A memorial to six Limerick men who fought on the Republican side during the Spanish Civil War will be officially unveiled in the grounds of Limerick City Hall this Sunday.
The Cathaoirleach of Limerick City and County Council, Cllr. Kevin Sheahan will be joined at the ceremony by 40 members of the International Brigades Memorial Trust and the men’s relatives who are travelling from all over Ireland, UK, USA, Canada and Australia.
Commissioned by the Limerick international Brigade Memorial Trust, the sandstone sculpted memorial has been created by local artist Simon Donnelly. It features the names of Gerard Doyle, Joe Ryan, Emmett Ryan, Paddy Brady (all Limerick City), Frank Ryan (Knockainy) and Jim Woulfe (Athea) who joined the International Brigade in its fight with the Republican side against Franco’s Nationalist Army during the 1936-39 conflict.
Jim Woulfe was killed fighting with the Canadian MacKenzie Papineau battalion of the XV International Brigade during the Battle of Belchite in early September 1937. He is commemorated in a memorial in Ottowa in Canada. Emmet Ryan from Catherine Street died during the Battle of the Ebro River in July 1938 as Republican forces attempted to seize the small but strategically important town of Gandesa.
Of the four Civil War survivors, Joe Ryan joined the British Navy in World War Two and was killed when the HMS Dunvegan Castle was sunk by a U Boat off the northwest coast of Ireland in 1940. Frank Ryan died of natural causes in Dresden, Germany in June 1944. His remains were repatriated and interred at Glasnevin Cemetery more than three decades later. Gerard Doyle, then 63, died in Cornwall in March 1970, shortly after the death of fellow Civil War veteran Paddy Brady.

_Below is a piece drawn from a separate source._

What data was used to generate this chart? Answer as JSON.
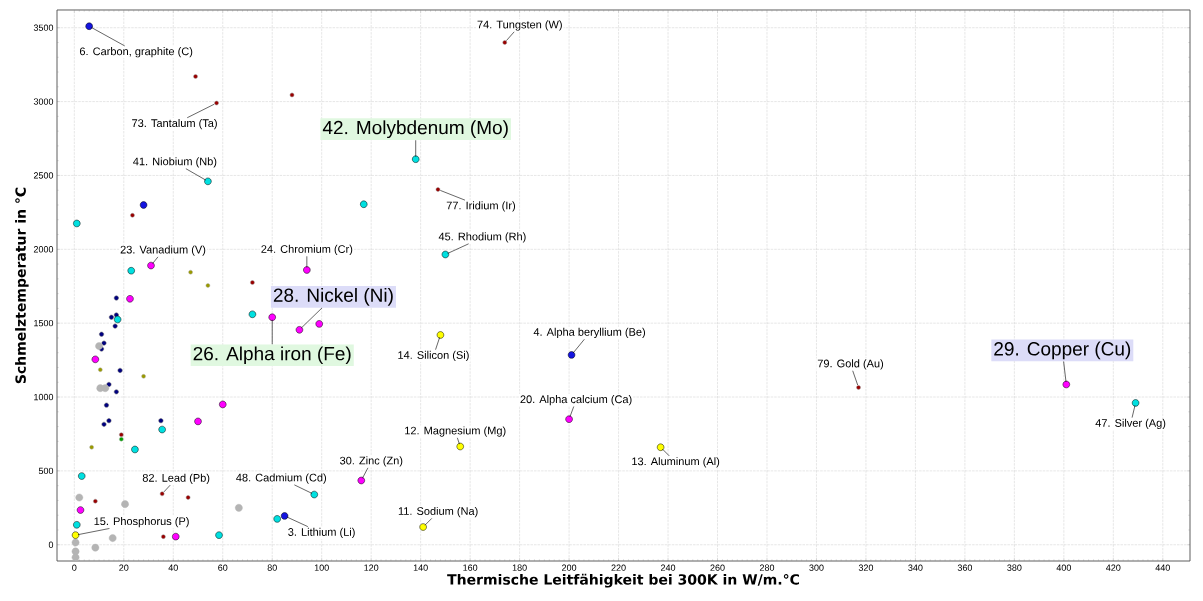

Charlotte Ryan Wetton, Frank Ryan’s grandniece, will officially unveil the memorial which forms part of a weekend programme of events organised as part of Limerick City of Culture 2014. Sarah Bennett, sister of Joe Ryan and the only surviving sibling of the men will lay a wreath in their memory.
The weekend will also see the launch of “From the Shannon to the Ebro”, an anthology featuring essays documenting Limerick’s links with the fight against fascism during the 1930s.
Cllr Kevin Sheahan, Cathaoirleach of Limerick City and County Council commented: “The men who fought with the International Brigade are commemorated around the world and it is fitting that those six ordinary Limerick men who found themselves in extraordinary circumstances will now be remembered in their native place. It should also be said that a number of Limerick men who travelled to Spain in support of Franco subsequently fought Fascism during the Second World War and they are also remembered on this occasion.”
“This memorial project is based on a voluntary effort by a committed group of people and Limerick City and County Council is happy to support them in their effort to commemorate the part played by Limerick men in momentous world events,” he added.
According to Ger McCloskey, spokesperson for the Limerick International Brigades Memorial Trust: “Like all Civil Wars, the Spanish Civil War was a bitter conflict that pitched neighbour against neighbours and led to decades of division in Spanish society. The huge influx of foreign fighters, particularly to the Republican side, was also representative of growing international concern in relation to the rise of fascism throughout Europe.”
“We are grateful to Limerick City and County Council for supporting our bid to remember those Limerick men who fought with the democratically elected Spanish Government against fascism. By being provided with a site within the grounds of Limerick City Hall and through the financial support of Limerick City of Culture, we are delighted to be able to deliver a permanent public memorial to the six Limerick born brigadistas, whose efforts have previously gone largely unrecognised,” concluded Mr McCloskey.